Progrès médicaux

Endométriose  : de nouvelles techniques chirurgicales pour préserver les organes

2 novembre 2017
L’endométriose est une maladie chronique associée aux règles, qui peut provoquer des lésions sur l’utérus ou les ovaires, mais aussi la vessie ou le côlon. Diagnostiquée souvent tardivement, elle est très difficile à traiter sans endommager les organes concernés. Au CHU de Rouen, le professeur Horace Roman a inventé, il y a plus de 10 ans, une nouvelle manière d’opérer les femmes atteintes d’endométriose, moins invasive, moins définitive pour les organes fragiles comme les ovaires. Il opère grâce à l’énergie plasma, un rayon lumineux très puissant, proche du laser. L’outil est plus précis que le bistouri classique.

L’endométriose touche une femme sur 10 en France, autant que le cancer du sein, et 180 millions de femmes dans le monde. C’est la première cause d’infertilité en France et pourtant elle est très mal connue, y compris dans le milieu médical.

L’endomètre est une muqueuse qui tapisse la paroi interne de l’utérus, et à chaque cycle menstruel, elle est évacuée par le vagin : ce sont les règles.

Chez les patientes atteintes d’endométriose, les cellules d’endomètre ne sont pas totalement évacuées et vont s’implanter de façon anarchique et sans qu’on sache vraiment pourquoi, sur des organes périphériques : la vessie, les ovaires, les trompes, le côlon… Lors des règles, ces cellules continuent à saigner, mais au mauvais endroit, comme si elles étaient dans l’utérus. Elles créent alors des lésions ou des adhérences entre les organes qui sont à l’origine de douleurs terribles ressenties par les patientes et qui sont responsables de l’infertilité. Sur les ovaires par exemple, l’endométriose est souvent à l’origine de kystes qui empêchent toute fécondation.

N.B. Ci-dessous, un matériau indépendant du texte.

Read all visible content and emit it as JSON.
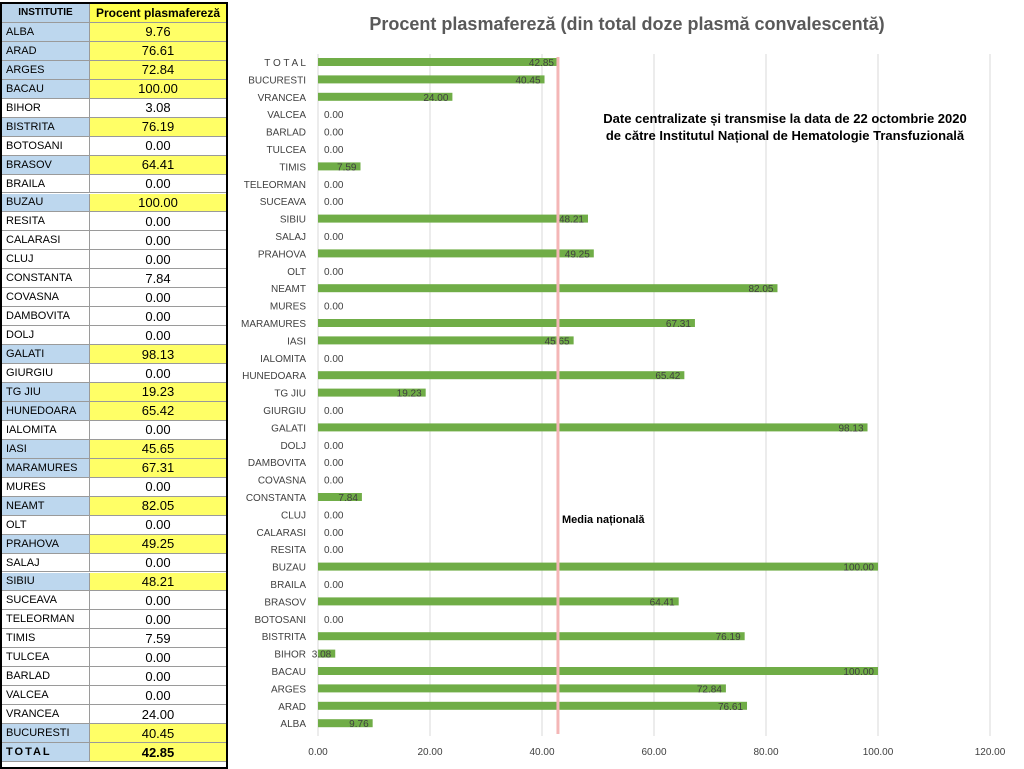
{
  "table": {
    "header": {
      "name": "INSTITUTIE",
      "value": "Procent plasmafereză"
    },
    "rows": [
      {
        "name": "ALBA",
        "value": "9.76",
        "hl": true
      },
      {
        "name": "ARAD",
        "value": "76.61",
        "hl": true
      },
      {
        "name": "ARGES",
        "value": "72.84",
        "hl": true
      },
      {
        "name": "BACAU",
        "value": "100.00",
        "hl": true
      },
      {
        "name": "BIHOR",
        "value": "3.08",
        "hl": false
      },
      {
        "name": "BISTRITA",
        "value": "76.19",
        "hl": true
      },
      {
        "name": "BOTOSANI",
        "value": "0.00",
        "hl": false
      },
      {
        "name": "BRASOV",
        "value": "64.41",
        "hl": true
      },
      {
        "name": "BRAILA",
        "value": "0.00",
        "hl": false
      },
      {
        "name": "BUZAU",
        "value": "100.00",
        "hl": true
      },
      {
        "name": "RESITA",
        "value": "0.00",
        "hl": false
      },
      {
        "name": "CALARASI",
        "value": "0.00",
        "hl": false
      },
      {
        "name": "CLUJ",
        "value": "0.00",
        "hl": false
      },
      {
        "name": "CONSTANTA",
        "value": "7.84",
        "hl": false
      },
      {
        "name": "COVASNA",
        "value": "0.00",
        "hl": false
      },
      {
        "name": "DAMBOVITA",
        "value": "0.00",
        "hl": false
      },
      {
        "name": "DOLJ",
        "value": "0.00",
        "hl": false
      },
      {
        "name": "GALATI",
        "value": "98.13",
        "hl": true
      },
      {
        "name": "GIURGIU",
        "value": "0.00",
        "hl": false
      },
      {
        "name": "TG JIU",
        "value": "19.23",
        "hl": true
      },
      {
        "name": "HUNEDOARA",
        "value": "65.42",
        "hl": true
      },
      {
        "name": "IALOMITA",
        "value": "0.00",
        "hl": false
      },
      {
        "name": "IASI",
        "value": "45.65",
        "hl": true
      },
      {
        "name": "MARAMURES",
        "value": "67.31",
        "hl": true
      },
      {
        "name": "MURES",
        "value": "0.00",
        "hl": false
      },
      {
        "name": "NEAMT",
        "value": "82.05",
        "hl": true
      },
      {
        "name": "OLT",
        "value": "0.00",
        "hl": false
      },
      {
        "name": "PRAHOVA",
        "value": "49.25",
        "hl": true
      },
      {
        "name": "SALAJ",
        "value": "0.00",
        "hl": false
      },
      {
        "name": "SIBIU",
        "value": "48.21",
        "hl": true
      },
      {
        "name": "SUCEAVA",
        "value": "0.00",
        "hl": false
      },
      {
        "name": "TELEORMAN",
        "value": "0.00",
        "hl": false
      },
      {
        "name": "TIMIS",
        "value": "7.59",
        "hl": false
      },
      {
        "name": "TULCEA",
        "value": "0.00",
        "hl": false
      },
      {
        "name": "BARLAD",
        "value": "0.00",
        "hl": false
      },
      {
        "name": "VALCEA",
        "value": "0.00",
        "hl": false
      },
      {
        "name": "VRANCEA",
        "value": "24.00",
        "hl": false
      },
      {
        "name": "BUCURESTI",
        "value": "40.45",
        "hl": true
      }
    ],
    "total": {
      "name": "TOTAL",
      "value": "42.85"
    }
  },
  "note": "Date centralizate și transmise la data de 22 octombrie 2020 de către Institutul Național de Hematologie Transfuzională",
  "media_label": "Media națională",
  "colors": {
    "bar": "#70ad47",
    "media_line": "#f4b6b6",
    "grid": "#d9d9d9",
    "label_text": "#404040",
    "title_text": "#595959"
  },
  "chart_data": {
    "type": "bar",
    "orientation": "horizontal",
    "title": "Procent plasmafereză (din total doze plasmă convalescentă)",
    "categories": [
      "ALBA",
      "ARAD",
      "ARGES",
      "BACAU",
      "BIHOR",
      "BISTRITA",
      "BOTOSANI",
      "BRASOV",
      "BRAILA",
      "BUZAU",
      "RESITA",
      "CALARASI",
      "CLUJ",
      "CONSTANTA",
      "COVASNA",
      "DAMBOVITA",
      "DOLJ",
      "GALATI",
      "GIURGIU",
      "TG JIU",
      "HUNEDOARA",
      "IALOMITA",
      "IASI",
      "MARAMURES",
      "MURES",
      "NEAMT",
      "OLT",
      "PRAHOVA",
      "SALAJ",
      "SIBIU",
      "SUCEAVA",
      "TELEORMAN",
      "TIMIS",
      "TULCEA",
      "BARLAD",
      "VALCEA",
      "VRANCEA",
      "BUCURESTI",
      "T O T A L"
    ],
    "values": [
      9.76,
      76.61,
      72.84,
      100.0,
      3.08,
      76.19,
      0.0,
      64.41,
      0.0,
      100.0,
      0.0,
      0.0,
      0.0,
      7.84,
      0.0,
      0.0,
      0.0,
      98.13,
      0.0,
      19.23,
      65.42,
      0.0,
      45.65,
      67.31,
      0.0,
      82.05,
      0.0,
      49.25,
      0.0,
      48.21,
      0.0,
      0.0,
      7.59,
      0.0,
      0.0,
      0.0,
      24.0,
      40.45,
      42.85
    ],
    "data_labels": [
      "9.76",
      "76.61",
      "72.84",
      "100.00",
      "3.08",
      "76.19",
      "0.00",
      "64.41",
      "0.00",
      "100.00",
      "0.00",
      "0.00",
      "0.00",
      "7.84",
      "0.00",
      "0.00",
      "0.00",
      "98.13",
      "0.00",
      "19.23",
      "65.42",
      "0.00",
      "45.65",
      "67.31",
      "0.00",
      "82.05",
      "0.00",
      "49.25",
      "0.00",
      "48.21",
      "0.00",
      "0.00",
      "7.59",
      "0.00",
      "0.00",
      "0.00",
      "24.00",
      "40.45",
      "42.85"
    ],
    "xlim": [
      0,
      120
    ],
    "xticks": [
      0,
      20,
      40,
      60,
      80,
      100,
      120
    ],
    "xtick_labels": [
      "0.00",
      "20.00",
      "40.00",
      "60.00",
      "80.00",
      "100.00",
      "120.00"
    ],
    "media_nationala": 42.85,
    "grid": true,
    "legend": "none"
  }
}
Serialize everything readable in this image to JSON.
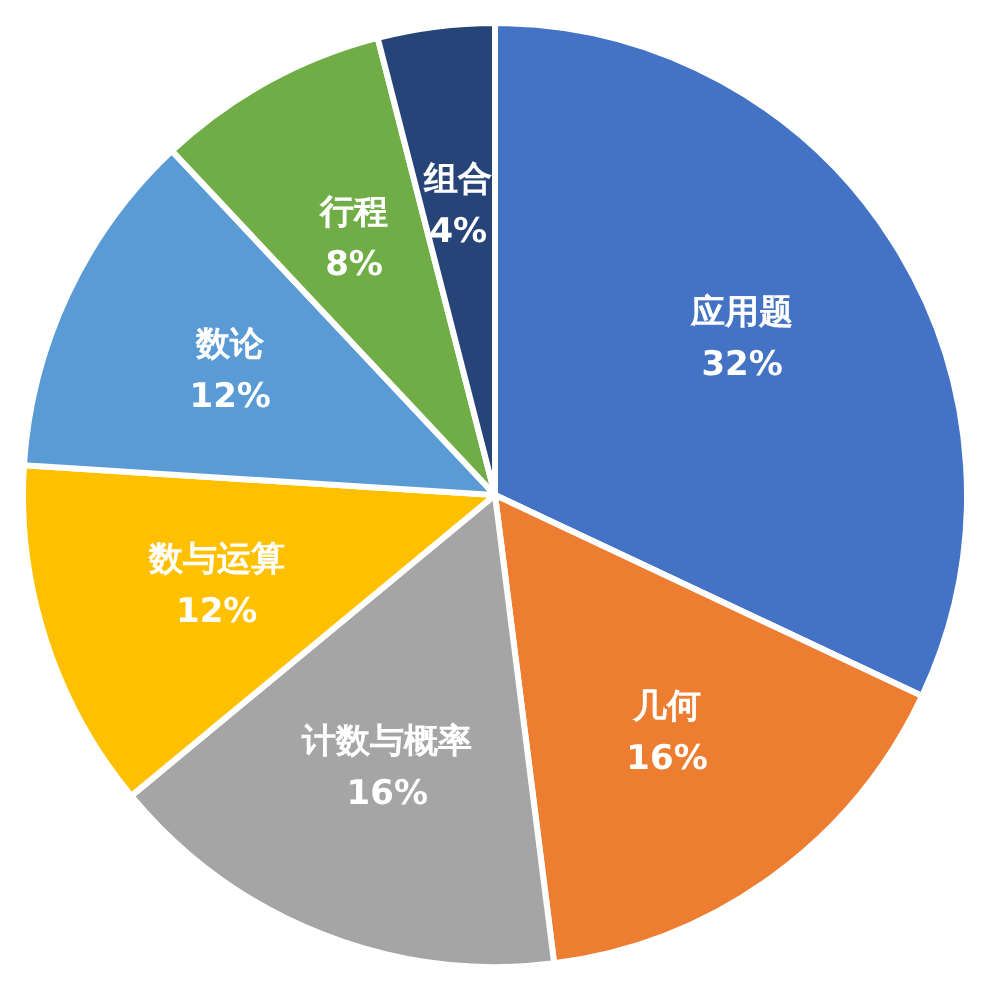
{
  "chart_data": {
    "type": "pie",
    "categories": [
      "应用题",
      "几何",
      "计数与概率",
      "数与运算",
      "数论",
      "行程",
      "组合"
    ],
    "values": [
      32,
      16,
      16,
      12,
      12,
      8,
      4
    ],
    "colors": [
      "#4472c4",
      "#ed7d31",
      "#a5a5a5",
      "#ffc000",
      "#5b9bd5",
      "#70ad47",
      "#264478"
    ],
    "value_labels": [
      "32%",
      "16%",
      "16%",
      "12%",
      "12%",
      "8%",
      "4%"
    ],
    "legend": false
  }
}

Seuls les traitements hormonaux et la chirurgie permettent de freiner l’endométriose

Il n’existe aujourd’hui aucun moyen de traiter définitivement cette maladie. On peut simplement la freiner, l’empêcher de se développer, soit par un traitement hormonal (ménopause artificielle), soit par la chirurgie, en éliminant les lésions ou les adhérences qui sont à l’origine des douleurs.

Jusqu’à présent, on utilisait une chirurgie radicale qui consistait à enlever purement et simplement les organes malades comme en cancérologie.

Ce qui avait pour effet de réduire un peu plus les chances de certaines femmes d’avoir un enfant. Pendant longtemps, pour éliminer un kyste à l’ovaire, les chirurgiens n’avaient pas d’autre moyen que de retirer purement et simplement l’ovaire. Impossible de traiter le kyste sans toucher à l’ovaire.

L’énergie plasma pour traiter les lésions sans abîmer les organes

Au CHU de Rouen, le professeur Horace Roman a développé une technique alternative, une chirurgie « conservatrice » de préservation des organes : il opère par coelioscopie avec « l’énergie plasma », un rayon lumineux très puissant qui lui sert tantôt de bistouri, tantôt de « chalumeau » pour brûler les tissus malades. Avec l’énergie plasma, il peut traiter un kyste à l’ovaire… sans abîmer l’ovaire ! Il opère, face à un écran vidéo, muni de lunettes 3D qui vont lui donner plus de profondeur donc davantage de précision dans l’action.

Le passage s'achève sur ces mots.